After two weeks meeting with folks in the Bay Area—the Left Coast—I am more convinced than ever that young Americans, who in many ways drive American culture and hence business marketing, are rejecting shallowness in favor of genuine connectivity and community. Of course, there are lots of exceptions. But the social gestalt does seem to be shifting, so that the standard neoclassical view of "enlightened self interest" is giving way to "authentic selfhood." That is, people are striving to understand how to be true to ideals and virtues.
One manifestation of this might be reflected in the termination of Glenn Beck's show on Fox (ending June 30).
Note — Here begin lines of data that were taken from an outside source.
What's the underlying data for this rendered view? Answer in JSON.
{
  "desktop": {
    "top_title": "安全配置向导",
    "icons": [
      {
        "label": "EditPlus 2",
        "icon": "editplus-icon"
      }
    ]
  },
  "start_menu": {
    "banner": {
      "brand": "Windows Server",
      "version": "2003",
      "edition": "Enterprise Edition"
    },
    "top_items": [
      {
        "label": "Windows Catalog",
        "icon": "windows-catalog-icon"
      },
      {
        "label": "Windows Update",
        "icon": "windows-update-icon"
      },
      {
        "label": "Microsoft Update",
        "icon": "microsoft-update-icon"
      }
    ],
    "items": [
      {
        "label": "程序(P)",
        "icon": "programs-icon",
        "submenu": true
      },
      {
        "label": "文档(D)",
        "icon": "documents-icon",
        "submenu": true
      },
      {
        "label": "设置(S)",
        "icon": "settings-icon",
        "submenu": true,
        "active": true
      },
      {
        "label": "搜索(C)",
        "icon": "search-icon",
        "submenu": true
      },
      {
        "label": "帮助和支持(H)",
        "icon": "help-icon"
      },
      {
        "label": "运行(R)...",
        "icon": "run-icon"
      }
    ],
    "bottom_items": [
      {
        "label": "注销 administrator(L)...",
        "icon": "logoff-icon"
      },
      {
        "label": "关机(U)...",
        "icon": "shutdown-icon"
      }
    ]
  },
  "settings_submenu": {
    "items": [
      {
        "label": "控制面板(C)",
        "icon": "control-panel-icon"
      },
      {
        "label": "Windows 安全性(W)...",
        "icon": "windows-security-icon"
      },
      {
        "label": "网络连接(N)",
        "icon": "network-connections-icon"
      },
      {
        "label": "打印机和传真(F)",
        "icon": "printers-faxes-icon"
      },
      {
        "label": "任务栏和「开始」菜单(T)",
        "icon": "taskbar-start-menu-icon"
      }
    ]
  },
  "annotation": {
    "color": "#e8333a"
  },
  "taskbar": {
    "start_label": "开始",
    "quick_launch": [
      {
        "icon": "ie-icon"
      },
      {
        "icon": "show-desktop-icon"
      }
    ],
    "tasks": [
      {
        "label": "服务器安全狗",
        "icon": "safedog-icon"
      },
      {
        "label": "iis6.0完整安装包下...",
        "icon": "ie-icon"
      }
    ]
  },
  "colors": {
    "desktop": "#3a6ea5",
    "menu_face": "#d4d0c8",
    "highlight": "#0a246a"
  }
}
Van Jones, who earlier left the Obama White House under the withering criticism of Beck, had this to say:
Good American businesses make a decision about who they want to associate their brands with," he said. "And if you violate the principles of good discourse and fair play in America, good American businesses will not stay with you and you won't stay in the public square very long.
"So it's not just a triumph of American capitalism," Jones said. "It's a triumph of American values."
Another way to say this is: markets are essential for the expression of human interests and to promote change. However, markets are no guarantee that you'll have the right consumer values that will promote human rights or anything else. Hence, markets—by themselves—need complementary institutions in order to create the incentives and values that lead to a desirable society.